Résumé de décision : R. c. Habib, EYB 2017-285529 (C.Q., 29 septembre 2017)
Pour avoir tenté de rejoindre le groupe terroriste État islamique en Syrie, Ismaël Habib est condamné à neuf ans de prison

L’accusé a été déclaré coupable d'avoir tenté de quitter le Canada, ou tenté de monter dans un moyen de transport dans l'intention de quitter le Canada, dans le but de participer à une activité d'un groupe terroriste, ou d'y contribuer, directement ou non, dans le but d'en accroître la capacité. Il a aussi été déclaré coupable d’avoir fait une déclaration fausse ou trompeuse afin d’obtenir un passeport. Le temps est venu de déterminer la peine qui doit lui être imposée. Le ministère public recommande une peine globale de neuf ans d’emprisonnement. L’avocat de la défense suggère, lui, un emprisonnement de six ans et demi.

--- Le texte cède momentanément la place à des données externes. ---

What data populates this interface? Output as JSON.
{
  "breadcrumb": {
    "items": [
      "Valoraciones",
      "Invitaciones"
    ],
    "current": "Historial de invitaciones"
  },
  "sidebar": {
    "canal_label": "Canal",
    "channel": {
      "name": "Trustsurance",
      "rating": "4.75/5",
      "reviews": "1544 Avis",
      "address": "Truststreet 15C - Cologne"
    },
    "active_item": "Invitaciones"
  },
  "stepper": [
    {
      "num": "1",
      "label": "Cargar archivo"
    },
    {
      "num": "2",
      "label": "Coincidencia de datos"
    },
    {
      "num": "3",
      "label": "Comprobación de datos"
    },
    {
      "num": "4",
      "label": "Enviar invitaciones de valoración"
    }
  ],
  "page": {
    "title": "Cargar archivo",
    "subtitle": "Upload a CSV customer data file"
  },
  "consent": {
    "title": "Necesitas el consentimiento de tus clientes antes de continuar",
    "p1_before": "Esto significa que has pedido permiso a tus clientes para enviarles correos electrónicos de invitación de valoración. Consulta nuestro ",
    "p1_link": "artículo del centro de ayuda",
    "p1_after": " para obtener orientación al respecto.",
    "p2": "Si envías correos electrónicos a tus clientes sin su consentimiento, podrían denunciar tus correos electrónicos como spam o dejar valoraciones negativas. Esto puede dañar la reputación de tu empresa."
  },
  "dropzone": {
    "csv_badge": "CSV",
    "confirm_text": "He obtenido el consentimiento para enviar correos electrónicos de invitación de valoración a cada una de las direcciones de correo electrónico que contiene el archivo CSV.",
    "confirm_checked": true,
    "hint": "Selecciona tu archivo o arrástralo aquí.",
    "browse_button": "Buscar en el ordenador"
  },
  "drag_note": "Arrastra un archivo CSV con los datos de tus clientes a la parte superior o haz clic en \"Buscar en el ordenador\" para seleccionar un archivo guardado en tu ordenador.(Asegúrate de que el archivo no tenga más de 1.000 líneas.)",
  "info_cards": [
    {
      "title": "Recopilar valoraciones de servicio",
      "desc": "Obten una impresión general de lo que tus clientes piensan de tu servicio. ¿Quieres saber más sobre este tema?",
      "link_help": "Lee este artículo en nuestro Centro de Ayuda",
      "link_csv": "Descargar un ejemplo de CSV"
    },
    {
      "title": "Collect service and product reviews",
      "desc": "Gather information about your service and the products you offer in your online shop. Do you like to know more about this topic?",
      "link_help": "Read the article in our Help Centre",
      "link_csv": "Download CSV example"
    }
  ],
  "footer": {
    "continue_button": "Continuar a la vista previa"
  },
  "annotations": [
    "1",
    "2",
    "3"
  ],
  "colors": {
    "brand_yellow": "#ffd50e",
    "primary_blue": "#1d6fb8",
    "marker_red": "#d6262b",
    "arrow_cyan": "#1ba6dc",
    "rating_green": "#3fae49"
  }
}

D’entrée de jeu, précisons que l’accusé est le premier adulte au Canada à être déclaré coupable de l’infraction prévue à l’article 83.181 C.cr., lequel est entré en vigueur en 2013. En ajoutant cette infraction spécifique au Code criminel et en doublant la peine prévue pour ce comportement (emprisonnement maximal de dix ans), le législateur a donné une indication de la gravité objective qu’il accorde à cette infraction.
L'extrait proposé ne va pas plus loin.